Even so, there is a fundamental ambivalence to the novelty of this release, as it always stands with one foot in new technology, one in nostalgia. As Mark E. Smith once said, “the experimental is now conventional”, and IATWTC’s reconfiguration of the “studio” and the recording process itself isn’t exactly novel any more. And neither is the duo’s sound for that matter — myriad loops and samples pasted into the mix alongside more conventional instrumentation.

Although Out of the Loop is very much a product of today’s ever-expanding digital environment, it displays the kind of retro nuances that have become commonplace in certain variants of contemporary electronic music. Random bleeps and squelches, the simulation of surface noise from old vinyl, and lots of unidentifiable samples — many poached, according to Geller, from ’60s pop records — gesture toward a distinctly analog past.
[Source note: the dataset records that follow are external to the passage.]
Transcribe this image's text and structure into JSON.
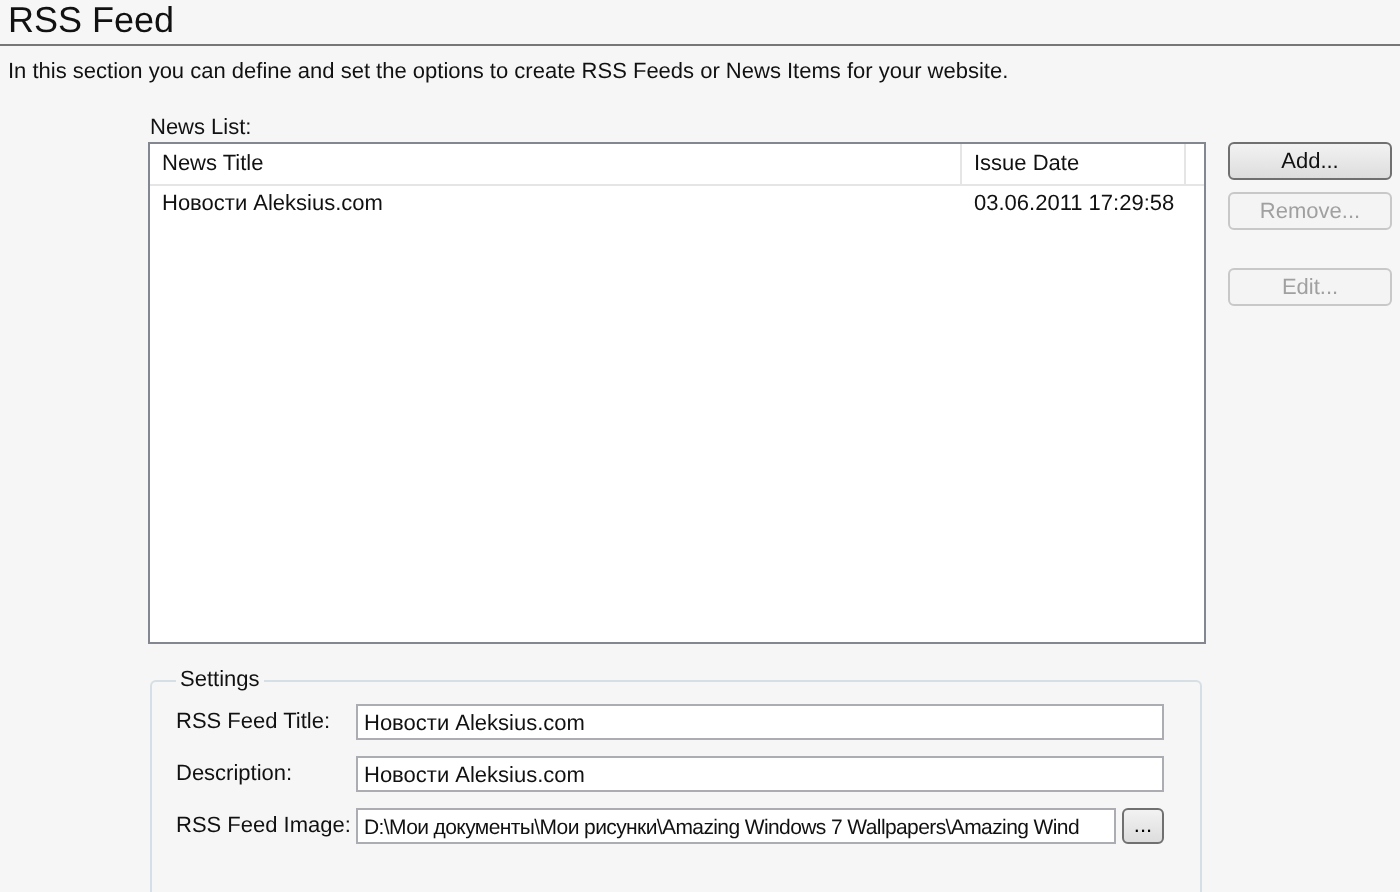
{
  "page": {
    "title": "RSS Feed",
    "description": "In this section you can define and set the options to create RSS Feeds or News Items for your website."
  },
  "news_list": {
    "label": "News List:",
    "columns": [
      "News Title",
      "Issue Date"
    ],
    "rows": [
      {
        "cells": [
          "Новости Aleksius.com",
          "03.06.2011 17:29:58"
        ],
        "selected": false
      }
    ]
  },
  "buttons": [
    {
      "label": "Add...",
      "disabled": false
    },
    {
      "label": "Remove...",
      "disabled": true
    },
    {
      "label": "Edit...",
      "disabled": true
    }
  ],
  "settings": {
    "legend": "Settings",
    "fields": [
      {
        "label": "RSS Feed Title:",
        "value": "Новости Aleksius.com",
        "kind": "text"
      },
      {
        "label": "Description:",
        "value": "Новости Aleksius.com",
        "kind": "text"
      },
      {
        "label": "RSS Feed Image:",
        "value": "D:\\Мои документы\\Мои рисунки\\Amazing Windows 7 Wallpapers\\Amazing Wind",
        "kind": "file",
        "browse": "..."
      }
    ]
  }
}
More pervasive on Out of the Loop, however, is an ’80s feel, as much of the album is imbued with the kind of synth sounds that abounded when the instrument was first being integrated into chart-friendly electro-pop. Thankfully, Geller uses that component in such a way that it never sinks the tracks into complete kitsch, but simply keeps them fun. This is evidenced by “Metro (Brooklyn Mix)” and the instrumental “Flute Loops”, as well as the mildly funky, flute-looping “Move On”, while a more contemporary dancefloor feel pervades tracks like the driving “September” and “Look Around You”, with its bigger beats.

Numbers like “Holland Tunnel” and the dreamier “Aurora Borealis” recall Luscious Jackson and nicely emphasize the sing-song quality of Dykes’ vocals. Geller makes his only vocal contribution on the hypnotic, sitar-sampling “Inside Your Head”, which evokes the work of electronica artist Malka Spigel. The odd-track-out here is the minimal “Analogous”, a fragmented, more downbeat instrumental that borders on experimental territory, with changing paces and a harder, metallic edge to the beats.

IATWTC has been compared to Saint Etienne and, to a certain extent, tracks like “Sounds So Crazy” and “Me to Be” do evoke the latter’s sound. But although Amy Dykes’ vocals have the same airy feel as those of Sarah Cracknell, the overall musical component doesn’t quite match Saint Etienne’s knack for sustained melodies and hooks. That’s not intended as a criticism, but as an indication that IATWTC takes quite a different, less-polished approach. The pair’s sound collages are more lo-fi in design and execution and, as such, they eschew the kind of seamlessness, lushness and clean production that characterize much of Saint Etienne’s work.